For local companies, the situation is different:

  1. No IRC is required
  2. The process starts directly with the ERC


This distinction remains one of the most important factors in determining the correct registration approach.


Can You Delay or Skip the IRC?


Some businesses consider delaying the IRC to move faster. In practice, this often creates more complications than advantages.


Possible outcomes include:

  1. Incomplete applications during ERC submission
  2. Requests for additional clarification from authorities
  3. Delays due to misalignment between documents


While it may seem like a shortcut, skipping the IRC step is rarely effective for foreign-invested companies.

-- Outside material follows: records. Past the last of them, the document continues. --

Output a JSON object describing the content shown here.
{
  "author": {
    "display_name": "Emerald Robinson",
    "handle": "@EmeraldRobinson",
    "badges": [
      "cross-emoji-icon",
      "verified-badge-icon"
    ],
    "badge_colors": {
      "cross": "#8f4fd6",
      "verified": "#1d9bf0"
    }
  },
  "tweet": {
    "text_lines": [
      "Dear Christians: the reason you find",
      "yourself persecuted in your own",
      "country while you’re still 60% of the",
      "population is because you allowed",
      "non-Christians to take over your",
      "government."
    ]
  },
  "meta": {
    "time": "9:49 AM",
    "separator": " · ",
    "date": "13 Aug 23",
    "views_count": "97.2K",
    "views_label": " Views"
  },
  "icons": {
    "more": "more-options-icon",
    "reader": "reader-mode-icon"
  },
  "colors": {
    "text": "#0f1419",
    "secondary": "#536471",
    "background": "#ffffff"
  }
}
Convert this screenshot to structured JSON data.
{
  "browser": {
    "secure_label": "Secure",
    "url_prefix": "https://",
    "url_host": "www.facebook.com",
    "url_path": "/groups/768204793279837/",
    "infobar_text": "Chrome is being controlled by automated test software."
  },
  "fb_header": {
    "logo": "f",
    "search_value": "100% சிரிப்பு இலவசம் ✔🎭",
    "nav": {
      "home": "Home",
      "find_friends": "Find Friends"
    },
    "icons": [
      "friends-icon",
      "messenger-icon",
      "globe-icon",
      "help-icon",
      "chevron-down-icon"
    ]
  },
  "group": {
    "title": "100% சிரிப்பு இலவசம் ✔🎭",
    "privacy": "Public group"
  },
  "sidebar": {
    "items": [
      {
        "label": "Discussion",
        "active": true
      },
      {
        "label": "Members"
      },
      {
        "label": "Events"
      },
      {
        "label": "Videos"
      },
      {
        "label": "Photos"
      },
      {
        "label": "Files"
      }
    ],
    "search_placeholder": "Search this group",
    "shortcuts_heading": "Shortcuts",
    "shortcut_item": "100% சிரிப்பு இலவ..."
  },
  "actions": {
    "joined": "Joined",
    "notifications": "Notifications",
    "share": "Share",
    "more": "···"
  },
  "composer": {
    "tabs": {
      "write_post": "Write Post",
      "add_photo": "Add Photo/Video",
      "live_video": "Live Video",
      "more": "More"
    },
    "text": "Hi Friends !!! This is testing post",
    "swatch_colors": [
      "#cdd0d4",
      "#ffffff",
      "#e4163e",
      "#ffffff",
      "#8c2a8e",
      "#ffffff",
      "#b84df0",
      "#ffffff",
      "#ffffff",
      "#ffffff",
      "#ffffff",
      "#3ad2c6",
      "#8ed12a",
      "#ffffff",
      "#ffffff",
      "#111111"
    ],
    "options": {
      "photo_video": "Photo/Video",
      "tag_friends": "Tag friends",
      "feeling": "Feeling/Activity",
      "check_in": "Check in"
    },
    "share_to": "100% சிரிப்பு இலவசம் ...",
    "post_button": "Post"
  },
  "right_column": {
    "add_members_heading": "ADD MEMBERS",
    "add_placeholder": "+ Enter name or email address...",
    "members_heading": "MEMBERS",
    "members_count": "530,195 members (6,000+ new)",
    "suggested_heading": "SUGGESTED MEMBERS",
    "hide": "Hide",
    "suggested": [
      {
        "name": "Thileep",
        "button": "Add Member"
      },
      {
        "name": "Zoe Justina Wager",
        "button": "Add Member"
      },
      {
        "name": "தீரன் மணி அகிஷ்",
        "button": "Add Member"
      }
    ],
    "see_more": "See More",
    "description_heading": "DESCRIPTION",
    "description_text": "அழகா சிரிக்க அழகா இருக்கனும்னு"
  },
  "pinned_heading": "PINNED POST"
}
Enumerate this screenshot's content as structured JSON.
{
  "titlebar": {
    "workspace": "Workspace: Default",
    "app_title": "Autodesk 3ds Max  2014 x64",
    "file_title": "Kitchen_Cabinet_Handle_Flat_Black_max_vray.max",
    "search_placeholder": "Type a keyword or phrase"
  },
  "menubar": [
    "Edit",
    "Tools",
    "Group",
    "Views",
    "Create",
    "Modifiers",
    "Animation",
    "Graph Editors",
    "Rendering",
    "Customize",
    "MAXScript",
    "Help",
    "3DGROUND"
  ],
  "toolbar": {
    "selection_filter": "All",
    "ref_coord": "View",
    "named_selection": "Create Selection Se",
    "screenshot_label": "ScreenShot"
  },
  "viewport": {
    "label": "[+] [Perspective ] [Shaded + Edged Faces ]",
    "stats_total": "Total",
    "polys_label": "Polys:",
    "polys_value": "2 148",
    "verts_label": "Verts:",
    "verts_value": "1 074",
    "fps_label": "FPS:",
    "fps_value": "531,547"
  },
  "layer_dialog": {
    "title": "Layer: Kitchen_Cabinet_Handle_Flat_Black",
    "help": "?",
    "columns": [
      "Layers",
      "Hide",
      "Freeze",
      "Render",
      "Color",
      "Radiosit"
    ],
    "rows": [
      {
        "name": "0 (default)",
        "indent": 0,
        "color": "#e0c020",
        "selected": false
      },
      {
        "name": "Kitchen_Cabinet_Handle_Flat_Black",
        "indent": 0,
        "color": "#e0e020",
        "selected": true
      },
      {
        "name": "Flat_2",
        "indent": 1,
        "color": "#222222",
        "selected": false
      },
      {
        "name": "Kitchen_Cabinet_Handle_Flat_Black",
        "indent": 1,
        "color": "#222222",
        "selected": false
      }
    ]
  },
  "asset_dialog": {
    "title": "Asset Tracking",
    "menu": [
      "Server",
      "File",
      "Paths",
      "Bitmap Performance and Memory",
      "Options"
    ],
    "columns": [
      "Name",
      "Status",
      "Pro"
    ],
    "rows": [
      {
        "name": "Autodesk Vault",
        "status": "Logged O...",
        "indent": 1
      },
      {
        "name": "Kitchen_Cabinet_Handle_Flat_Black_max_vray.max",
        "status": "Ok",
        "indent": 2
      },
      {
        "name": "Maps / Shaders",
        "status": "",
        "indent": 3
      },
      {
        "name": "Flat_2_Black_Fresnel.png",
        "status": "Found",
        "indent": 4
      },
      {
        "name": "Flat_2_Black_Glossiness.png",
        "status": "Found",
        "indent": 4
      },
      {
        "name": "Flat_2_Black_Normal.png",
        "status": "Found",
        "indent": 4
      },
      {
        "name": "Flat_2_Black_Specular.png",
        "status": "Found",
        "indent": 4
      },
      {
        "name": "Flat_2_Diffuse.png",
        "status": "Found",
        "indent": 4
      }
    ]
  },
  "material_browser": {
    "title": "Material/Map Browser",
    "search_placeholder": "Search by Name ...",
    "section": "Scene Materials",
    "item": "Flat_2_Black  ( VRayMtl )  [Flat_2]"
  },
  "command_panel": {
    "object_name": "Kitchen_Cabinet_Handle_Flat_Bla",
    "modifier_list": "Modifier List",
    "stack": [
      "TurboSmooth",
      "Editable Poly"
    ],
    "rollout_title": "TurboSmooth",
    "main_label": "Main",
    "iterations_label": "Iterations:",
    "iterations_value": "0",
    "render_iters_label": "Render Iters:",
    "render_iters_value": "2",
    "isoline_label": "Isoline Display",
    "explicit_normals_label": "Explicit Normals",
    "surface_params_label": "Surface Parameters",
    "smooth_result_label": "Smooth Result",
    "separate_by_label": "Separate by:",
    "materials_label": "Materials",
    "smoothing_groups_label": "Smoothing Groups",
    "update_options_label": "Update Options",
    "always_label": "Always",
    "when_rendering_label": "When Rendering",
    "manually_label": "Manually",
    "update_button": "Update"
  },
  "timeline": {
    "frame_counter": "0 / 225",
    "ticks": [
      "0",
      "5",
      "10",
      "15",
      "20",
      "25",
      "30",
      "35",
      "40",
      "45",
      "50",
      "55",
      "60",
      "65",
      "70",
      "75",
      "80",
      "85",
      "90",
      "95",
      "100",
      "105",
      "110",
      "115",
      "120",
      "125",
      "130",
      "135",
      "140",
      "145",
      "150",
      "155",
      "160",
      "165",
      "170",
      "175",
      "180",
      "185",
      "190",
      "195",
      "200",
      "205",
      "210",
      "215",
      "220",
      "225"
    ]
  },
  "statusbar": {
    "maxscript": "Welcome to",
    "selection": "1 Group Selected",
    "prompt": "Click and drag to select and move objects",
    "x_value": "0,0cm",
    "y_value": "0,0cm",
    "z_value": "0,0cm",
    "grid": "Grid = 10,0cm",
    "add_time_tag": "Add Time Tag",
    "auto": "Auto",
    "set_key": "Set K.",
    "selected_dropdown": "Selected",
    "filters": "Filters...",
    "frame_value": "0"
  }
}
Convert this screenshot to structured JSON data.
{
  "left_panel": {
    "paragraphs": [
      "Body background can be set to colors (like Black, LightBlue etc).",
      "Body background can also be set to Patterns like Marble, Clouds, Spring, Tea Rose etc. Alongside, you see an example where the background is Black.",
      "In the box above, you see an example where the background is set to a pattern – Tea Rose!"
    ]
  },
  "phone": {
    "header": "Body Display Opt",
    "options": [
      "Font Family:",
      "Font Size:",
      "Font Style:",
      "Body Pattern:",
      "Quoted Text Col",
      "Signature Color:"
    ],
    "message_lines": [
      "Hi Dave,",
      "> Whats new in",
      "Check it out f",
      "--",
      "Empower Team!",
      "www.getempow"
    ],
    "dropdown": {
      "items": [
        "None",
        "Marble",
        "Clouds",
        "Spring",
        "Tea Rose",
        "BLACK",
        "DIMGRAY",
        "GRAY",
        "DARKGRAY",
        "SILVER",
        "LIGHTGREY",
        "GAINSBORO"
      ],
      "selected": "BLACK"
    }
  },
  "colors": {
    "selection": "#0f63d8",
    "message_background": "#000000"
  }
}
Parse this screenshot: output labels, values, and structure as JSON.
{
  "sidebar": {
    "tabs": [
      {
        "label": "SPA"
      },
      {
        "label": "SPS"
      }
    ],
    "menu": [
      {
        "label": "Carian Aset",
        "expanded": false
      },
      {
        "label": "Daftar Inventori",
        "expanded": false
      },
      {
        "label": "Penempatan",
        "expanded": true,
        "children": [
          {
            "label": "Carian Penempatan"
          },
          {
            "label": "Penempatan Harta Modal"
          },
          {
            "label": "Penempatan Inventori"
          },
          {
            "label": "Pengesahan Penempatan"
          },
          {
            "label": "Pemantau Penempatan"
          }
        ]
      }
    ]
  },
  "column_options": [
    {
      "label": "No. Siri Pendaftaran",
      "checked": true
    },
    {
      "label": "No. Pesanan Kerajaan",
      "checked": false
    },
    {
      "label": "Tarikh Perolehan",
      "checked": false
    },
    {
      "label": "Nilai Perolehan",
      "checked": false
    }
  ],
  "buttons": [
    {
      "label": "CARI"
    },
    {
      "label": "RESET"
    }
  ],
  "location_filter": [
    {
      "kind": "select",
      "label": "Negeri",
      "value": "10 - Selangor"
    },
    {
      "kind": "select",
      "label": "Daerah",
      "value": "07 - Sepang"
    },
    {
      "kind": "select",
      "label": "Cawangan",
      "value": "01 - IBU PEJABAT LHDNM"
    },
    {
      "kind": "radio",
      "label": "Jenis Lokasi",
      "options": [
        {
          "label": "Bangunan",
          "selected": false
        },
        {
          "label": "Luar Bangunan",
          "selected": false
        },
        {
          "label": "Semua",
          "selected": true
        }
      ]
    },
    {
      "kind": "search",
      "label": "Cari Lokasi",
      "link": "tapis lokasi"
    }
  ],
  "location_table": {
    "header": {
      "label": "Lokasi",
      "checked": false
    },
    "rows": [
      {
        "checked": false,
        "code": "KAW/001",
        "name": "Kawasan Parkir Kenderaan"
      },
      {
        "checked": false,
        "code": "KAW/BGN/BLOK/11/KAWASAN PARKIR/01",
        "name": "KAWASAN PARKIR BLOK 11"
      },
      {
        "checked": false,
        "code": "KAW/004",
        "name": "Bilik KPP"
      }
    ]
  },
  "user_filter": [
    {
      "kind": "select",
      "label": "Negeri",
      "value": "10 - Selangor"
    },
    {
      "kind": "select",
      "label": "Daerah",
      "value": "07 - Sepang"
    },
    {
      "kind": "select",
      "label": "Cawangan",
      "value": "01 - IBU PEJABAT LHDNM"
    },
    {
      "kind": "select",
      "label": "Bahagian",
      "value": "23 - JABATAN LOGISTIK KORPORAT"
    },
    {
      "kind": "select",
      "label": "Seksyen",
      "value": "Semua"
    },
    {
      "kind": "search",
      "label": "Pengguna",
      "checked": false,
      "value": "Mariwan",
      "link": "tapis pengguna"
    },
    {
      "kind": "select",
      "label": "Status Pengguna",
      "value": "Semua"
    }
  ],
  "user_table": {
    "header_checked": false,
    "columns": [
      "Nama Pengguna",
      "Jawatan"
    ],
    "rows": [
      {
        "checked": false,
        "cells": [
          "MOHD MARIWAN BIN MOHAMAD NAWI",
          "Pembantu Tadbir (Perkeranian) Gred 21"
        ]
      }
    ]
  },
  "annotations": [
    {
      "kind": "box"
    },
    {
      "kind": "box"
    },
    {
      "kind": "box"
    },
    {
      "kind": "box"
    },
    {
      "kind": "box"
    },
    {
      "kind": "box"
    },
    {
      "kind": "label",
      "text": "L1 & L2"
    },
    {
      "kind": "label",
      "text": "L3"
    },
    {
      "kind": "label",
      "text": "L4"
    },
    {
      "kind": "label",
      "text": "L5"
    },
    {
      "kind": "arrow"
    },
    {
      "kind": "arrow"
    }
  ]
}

A More Efficient Approach in Practice


Rather than focusing on whether steps can be skipped, a more effective approach is to ensure everything is aligned from the beginning.


For most foreign investors, this includes:

  1. Defining the investment structure clearly
  2. Preparing IRC documentation early
  3. Ensuring consistency across all application materials


This approach may appear more structured, but it often leads to fewer revisions and a smoother process overall.


For many businesses, efficiency comes not from reducing steps, but from reducing uncertainty.


Conclusion


In the 2026 regulatory landscape, the IRC remains a key requirement for foreign investors in Vietnam.


Although the process may seem flexible at first glance, the actual approval path is still structured. Attempting to delay or bypass the IRC step can lead to unnecessary complications.


In many cases, a well-prepared foundation at the beginning makes a clear difference in how efficiently the registration process moves forward.